Jan Garioch reports on proposals to introduce a reverse charge on construction services from 1 October 2019.
The VAT reverse charge for construction services is to be introduced next year from 1 October 2019. The timing presents a challenge as it comes shortly after businesses will have grappled with MTD and Brexit impacts. The aim of this measure is to tackle missing trader fraud, where VAT charged to a customer is not remitted to HMRC. The reverse charge approach has had some success in tackling this fraud in other sectors where it was rife, for example, mobile phone supplies. HMRC expect to stop fraud worth £100 million per annum by applying a reverse charge to the construction sector, but there is a risk that the fraud will migrate to another sector in the face of this clamp down.
The final version of the draft order and guidance on this reverse charge was published on 7 November 2018. The type of work which will fall within the reverse charge includes construction, alteration, repair, extension and demolition of buildings or structures, including offshore installations. It also applies to works that form part of the land, like roads, runways, railways, sewers and coastal defences. Furthermore, it covers the installation of systems for heating, ventilation, drainage, preparatory services like site clearance and decorating services. Services that fall outside the reverse charge include architect services and the manufacture of building components, materials and plant. However, goods that are not supplied separately and independently of the construction services will also be included in the reverse charge.

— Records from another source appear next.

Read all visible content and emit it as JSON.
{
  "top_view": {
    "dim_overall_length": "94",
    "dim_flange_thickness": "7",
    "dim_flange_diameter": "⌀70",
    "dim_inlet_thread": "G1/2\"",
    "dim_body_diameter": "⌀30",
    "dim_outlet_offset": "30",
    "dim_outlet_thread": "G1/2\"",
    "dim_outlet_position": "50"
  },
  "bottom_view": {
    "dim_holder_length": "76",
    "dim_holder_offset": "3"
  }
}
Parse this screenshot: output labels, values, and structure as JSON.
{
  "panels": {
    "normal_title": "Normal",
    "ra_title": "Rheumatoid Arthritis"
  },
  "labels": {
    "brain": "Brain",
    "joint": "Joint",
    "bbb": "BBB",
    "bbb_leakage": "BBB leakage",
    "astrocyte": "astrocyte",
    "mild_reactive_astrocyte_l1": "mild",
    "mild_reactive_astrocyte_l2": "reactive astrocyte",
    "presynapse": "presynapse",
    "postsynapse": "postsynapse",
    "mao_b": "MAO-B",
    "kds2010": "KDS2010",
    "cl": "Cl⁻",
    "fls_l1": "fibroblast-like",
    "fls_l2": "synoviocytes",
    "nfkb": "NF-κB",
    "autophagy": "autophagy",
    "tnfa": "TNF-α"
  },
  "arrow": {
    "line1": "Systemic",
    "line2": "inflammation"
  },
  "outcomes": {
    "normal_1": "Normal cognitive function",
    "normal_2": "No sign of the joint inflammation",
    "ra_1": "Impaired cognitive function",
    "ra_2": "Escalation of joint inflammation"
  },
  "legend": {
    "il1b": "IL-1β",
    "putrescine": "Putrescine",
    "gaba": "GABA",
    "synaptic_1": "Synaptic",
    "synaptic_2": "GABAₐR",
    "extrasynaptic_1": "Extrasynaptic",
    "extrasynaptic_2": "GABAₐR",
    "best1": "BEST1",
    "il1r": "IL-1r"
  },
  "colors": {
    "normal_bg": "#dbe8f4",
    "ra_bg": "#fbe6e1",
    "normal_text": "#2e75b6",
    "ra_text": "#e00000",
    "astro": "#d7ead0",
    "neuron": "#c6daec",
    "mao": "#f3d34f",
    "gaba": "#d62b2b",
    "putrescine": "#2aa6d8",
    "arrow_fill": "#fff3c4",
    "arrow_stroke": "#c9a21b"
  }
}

Looking at implications throughout the supply chain, subcontractors will still have to be VAT registered if they are over the threshold, and they will have to issue a VAT invoice which indicates that the supplies are subject to reverse charge. However, they will not charge VAT on their subcontract services which represents a loss of cash flow benefit to them. They may also face additional delays creeping into their cash flow. For example, HMRC may question repayment returns before paying out.

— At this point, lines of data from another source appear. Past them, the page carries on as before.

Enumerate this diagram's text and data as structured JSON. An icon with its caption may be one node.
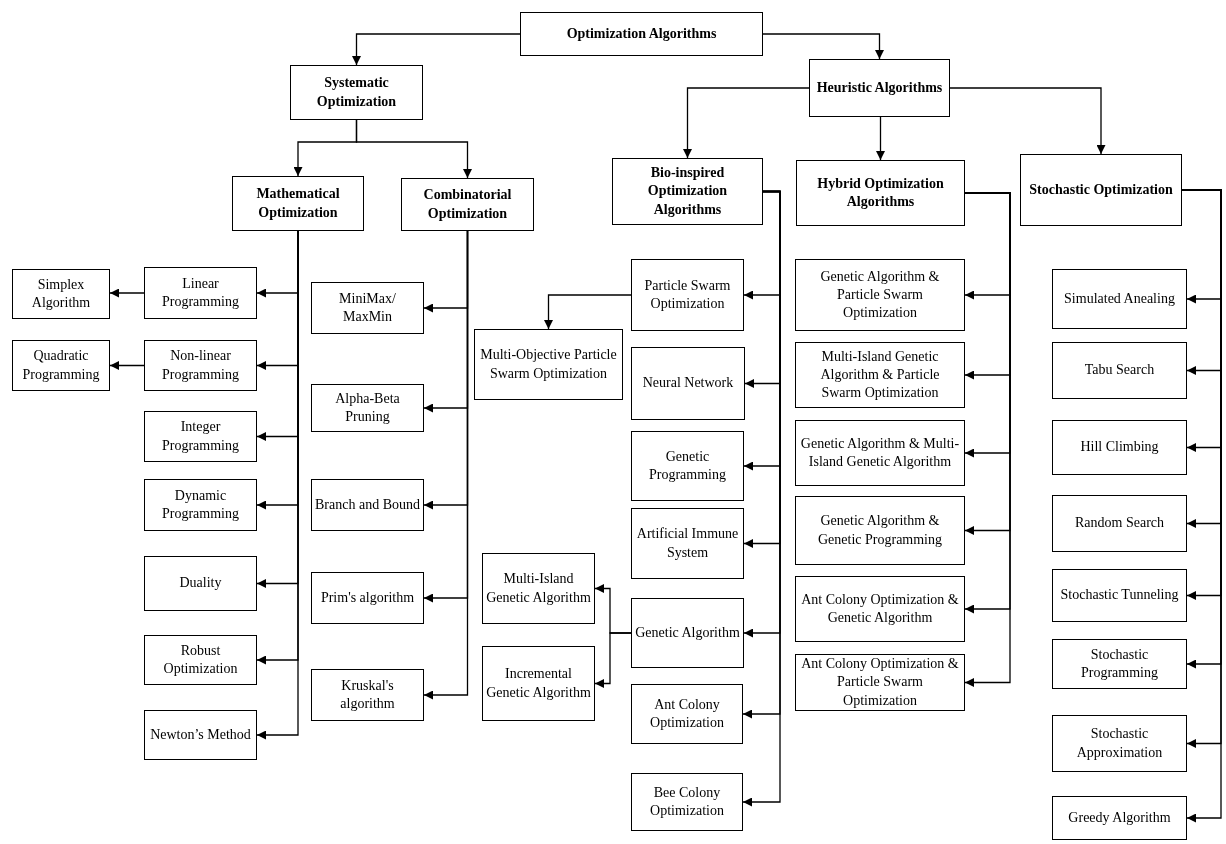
{
  "diagram": {
    "nodes": [
      {
        "text": [
          "Optimization Algorithms"
        ]
      },
      {
        "text": [
          "Systematic Optimization"
        ]
      },
      {
        "text": [
          "Heuristic Algorithms"
        ]
      },
      {
        "text": [
          "Mathematical Optimization"
        ]
      },
      {
        "text": [
          "Combinatorial Optimization"
        ]
      },
      {
        "text": [
          "Simplex Algorithm"
        ]
      },
      {
        "text": [
          "Linear Programming"
        ]
      },
      {
        "text": [
          "Quadratic Programming"
        ]
      },
      {
        "text": [
          "Non-linear Programming"
        ]
      },
      {
        "text": [
          "Integer Programming"
        ]
      },
      {
        "text": [
          "Dynamic Programming"
        ]
      },
      {
        "text": [
          "Duality"
        ]
      },
      {
        "text": [
          "Robust Optimization"
        ]
      },
      {
        "text": [
          "Newton’s Method"
        ]
      },
      {
        "text": [
          "MiniMax/ MaxMin"
        ]
      },
      {
        "text": [
          "Alpha-Beta Pruning"
        ]
      },
      {
        "text": [
          "Branch and Bound"
        ]
      },
      {
        "text": [
          "Prim's algorithm"
        ]
      },
      {
        "text": [
          "Kruskal's algorithm"
        ]
      },
      {
        "text": [
          "Bio-inspired Optimization Algorithms"
        ]
      },
      {
        "text": [
          "Hybrid Optimization Algorithms"
        ]
      },
      {
        "text": [
          "Stochastic Optimization"
        ]
      },
      {
        "text": [
          "Particle Swarm Optimization"
        ]
      },
      {
        "text": [
          "Multi-Objective Particle Swarm Optimization"
        ]
      },
      {
        "text": [
          "Neural Network"
        ]
      },
      {
        "text": [
          "Genetic Programming"
        ]
      },
      {
        "text": [
          "Artificial Immune System"
        ]
      },
      {
        "text": [
          "Multi-Island Genetic Algorithm"
        ]
      },
      {
        "text": [
          "Incremental Genetic Algorithm"
        ]
      },
      {
        "text": [
          "Genetic Algorithm"
        ]
      },
      {
        "text": [
          "Ant Colony Optimization"
        ]
      },
      {
        "text": [
          "Bee Colony Optimization"
        ]
      },
      {
        "text": [
          "Genetic Algorithm & Particle Swarm Optimization"
        ]
      },
      {
        "text": [
          "Multi-Island Genetic Algorithm & Particle Swarm Optimization"
        ]
      },
      {
        "text": [
          "Genetic Algorithm & Multi-Island Genetic Algorithm"
        ]
      },
      {
        "text": [
          "Genetic Algorithm & Genetic Programming"
        ]
      },
      {
        "text": [
          "Ant Colony Optimization & Genetic Algorithm"
        ]
      },
      {
        "text": [
          "Ant Colony Optimization & Particle Swarm Optimization"
        ]
      },
      {
        "text": [
          "Simulated Anealing"
        ]
      },
      {
        "text": [
          "Tabu Search"
        ]
      },
      {
        "text": [
          "Hill Climbing"
        ]
      },
      {
        "text": [
          "Random Search"
        ]
      },
      {
        "text": [
          "Stochastic Tunneling"
        ]
      },
      {
        "text": [
          "Stochastic Programming"
        ]
      },
      {
        "text": [
          "Stochastic Approximation"
        ]
      },
      {
        "text": [
          "Greedy Algorithm"
        ]
      }
    ],
    "edges": [
      {
        "from": 0,
        "to": 1,
        "arrow": "to"
      },
      {
        "from": 0,
        "to": 2,
        "arrow": "to"
      },
      {
        "from": 1,
        "to": 3,
        "arrow": "to"
      },
      {
        "from": 1,
        "to": 4,
        "arrow": "to"
      },
      {
        "from": 2,
        "to": 19,
        "arrow": "to"
      },
      {
        "from": 2,
        "to": 20,
        "arrow": "to"
      },
      {
        "from": 2,
        "to": 21,
        "arrow": "to"
      },
      {
        "from": 3,
        "to": 6,
        "arrow": "to"
      },
      {
        "from": 3,
        "to": 8,
        "arrow": "to"
      },
      {
        "from": 3,
        "to": 9,
        "arrow": "to"
      },
      {
        "from": 3,
        "to": 10,
        "arrow": "to"
      },
      {
        "from": 3,
        "to": 11,
        "arrow": "to"
      },
      {
        "from": 3,
        "to": 12,
        "arrow": "to"
      },
      {
        "from": 3,
        "to": 13,
        "arrow": "to"
      },
      {
        "from": 6,
        "to": 5,
        "arrow": "to"
      },
      {
        "from": 8,
        "to": 7,
        "arrow": "to"
      },
      {
        "from": 4,
        "to": 14,
        "arrow": "to"
      },
      {
        "from": 4,
        "to": 15,
        "arrow": "to"
      },
      {
        "from": 4,
        "to": 16,
        "arrow": "to"
      },
      {
        "from": 4,
        "to": 17,
        "arrow": "to"
      },
      {
        "from": 4,
        "to": 18,
        "arrow": "to"
      },
      {
        "from": 19,
        "to": 22,
        "arrow": "to"
      },
      {
        "from": 19,
        "to": 24,
        "arrow": "to"
      },
      {
        "from": 19,
        "to": 25,
        "arrow": "to"
      },
      {
        "from": 19,
        "to": 26,
        "arrow": "to"
      },
      {
        "from": 19,
        "to": 29,
        "arrow": "to"
      },
      {
        "from": 19,
        "to": 30,
        "arrow": "to"
      },
      {
        "from": 19,
        "to": 31,
        "arrow": "to"
      },
      {
        "from": 22,
        "to": 23,
        "arrow": "to"
      },
      {
        "from": 29,
        "to": 27,
        "arrow": "to"
      },
      {
        "from": 29,
        "to": 28,
        "arrow": "to"
      },
      {
        "from": 20,
        "to": 32,
        "arrow": "to"
      },
      {
        "from": 20,
        "to": 33,
        "arrow": "to"
      },
      {
        "from": 20,
        "to": 34,
        "arrow": "to"
      },
      {
        "from": 20,
        "to": 35,
        "arrow": "to"
      },
      {
        "from": 20,
        "to": 36,
        "arrow": "to"
      },
      {
        "from": 20,
        "to": 37,
        "arrow": "to"
      },
      {
        "from": 21,
        "to": 38,
        "arrow": "to"
      },
      {
        "from": 21,
        "to": 39,
        "arrow": "to"
      },
      {
        "from": 21,
        "to": 40,
        "arrow": "to"
      },
      {
        "from": 21,
        "to": 41,
        "arrow": "to"
      },
      {
        "from": 21,
        "to": 42,
        "arrow": "to"
      },
      {
        "from": 21,
        "to": 43,
        "arrow": "to"
      },
      {
        "from": 21,
        "to": 44,
        "arrow": "to"
      },
      {
        "from": 21,
        "to": 45,
        "arrow": "to"
      }
    ]
  }
}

The contractors who have to reverse charge should be able to recover the VAT so there is no net effect. However, the onus falls on them to ensure they don’t pay VAT to a subcontractor in circumstances where they should be reverse charging, and staff may require training in advance of 1 October 2019. Since there are complex rules and mixed VAT liabilities involved in the construction sector there have been calls for HMRC to apply a light touch on penalties until businesses become familiar with the new provisions.

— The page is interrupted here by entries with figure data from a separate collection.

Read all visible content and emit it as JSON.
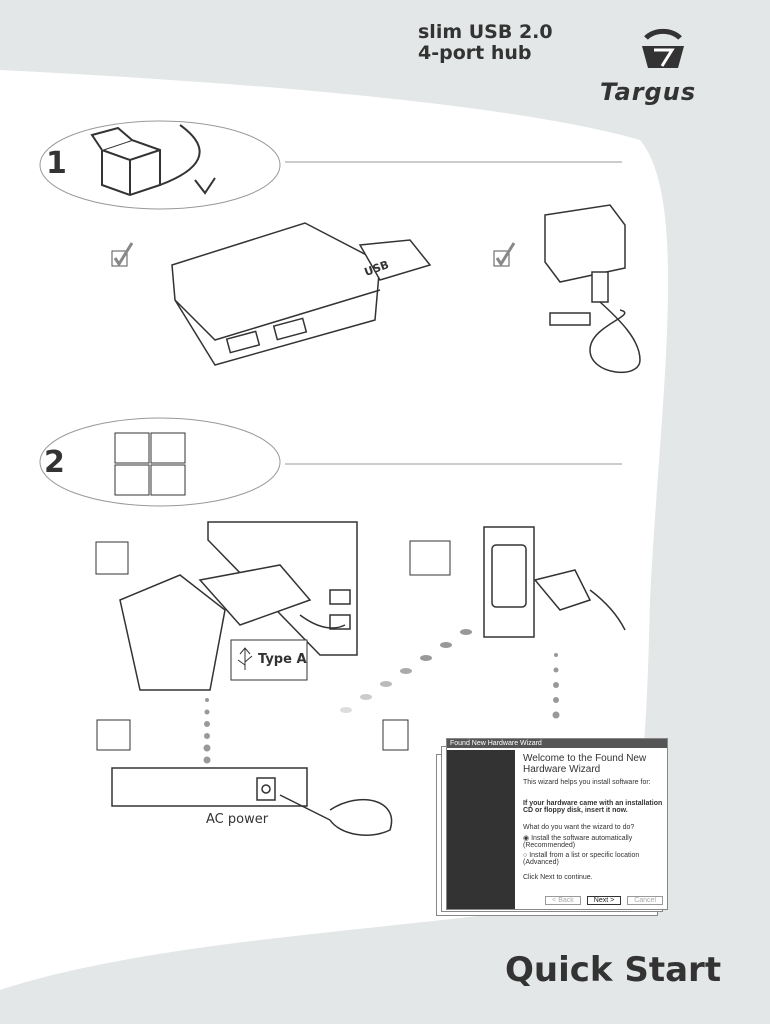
{
  "header": {
    "product_line1": "slim USB 2.0",
    "product_line2": "4-port hub",
    "brand": "Targus"
  },
  "steps": [
    {
      "number": "1"
    },
    {
      "number": "2"
    }
  ],
  "labels": {
    "type_a": "Type A",
    "ac_power": "AC power",
    "hub_usb": "USB"
  },
  "wizard": {
    "title_bar": "Found New Hardware Wizard",
    "heading": "Welcome to the Found New Hardware Wizard",
    "intro": "This wizard helps you install software for:",
    "cd_note": "If your hardware came with an installation CD or floppy disk, insert it now.",
    "question": "What do you want the wizard to do?",
    "options": [
      "Install the software automatically (Recommended)",
      "Install from a list or specific location (Advanced)"
    ],
    "continue": "Click Next to continue.",
    "buttons": {
      "back": "< Back",
      "next": "Next >",
      "cancel": "Cancel"
    }
  },
  "footer": {
    "title": "Quick Start"
  },
  "colors": {
    "background": "#e4e7e7",
    "page": "#ffffff",
    "ink": "#333333"
  }
}
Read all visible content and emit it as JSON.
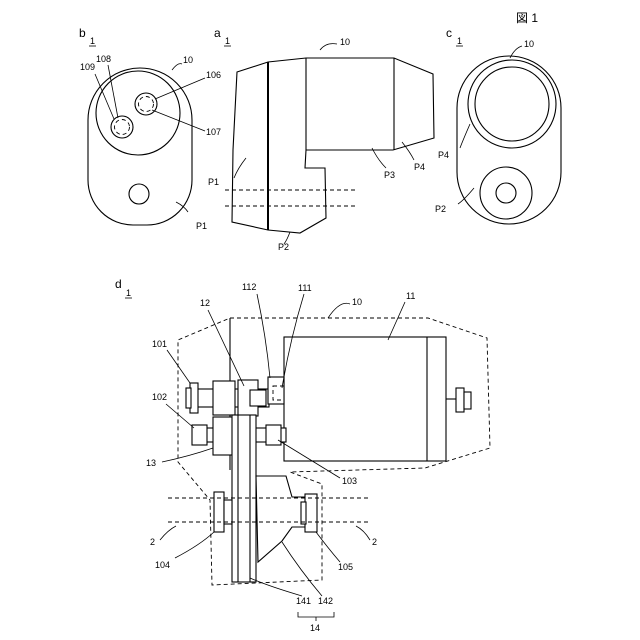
{
  "figure_title": "図 1",
  "views": {
    "a": {
      "letter": "a",
      "sub": "1"
    },
    "b": {
      "letter": "b",
      "sub": "1"
    },
    "c": {
      "letter": "c",
      "sub": "1"
    },
    "d": {
      "letter": "d",
      "sub": "1"
    }
  },
  "labels": {
    "b_10": "10",
    "b_106": "106",
    "b_107": "107",
    "b_108": "108",
    "b_109": "109",
    "b_P1": "P1",
    "a_10": "10",
    "a_P1": "P1",
    "a_P2": "P2",
    "a_P3": "P3",
    "a_P4": "P4",
    "c_10": "10",
    "c_P4": "P4",
    "c_P2": "P2",
    "d_10": "10",
    "d_11": "11",
    "d_12": "12",
    "d_13": "13",
    "d_101": "101",
    "d_102": "102",
    "d_103": "103",
    "d_104": "104",
    "d_105": "105",
    "d_111": "111",
    "d_112": "112",
    "d_141": "141",
    "d_142": "142",
    "d_14": "14",
    "d_2_left": "2",
    "d_2_right": "2"
  }
}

At the final stage of the supply chain, the contractor needs to know whether he is dealing with the final customer, because the reverse charge only applies between businesses in the construction supply chain and he must charge VAT to the end consumer. HMRC’s guidance states that it is up to the end user to make the supplier aware that they are an end user and should be charged in the normal way. This should be in written form and retained for future reference. (It is a point to be considered as contracts are drafted for work which will run beyond 1 October 2019). If the end user does not give notice of their end-user status they will still be accountable for accounting for a reverse charge.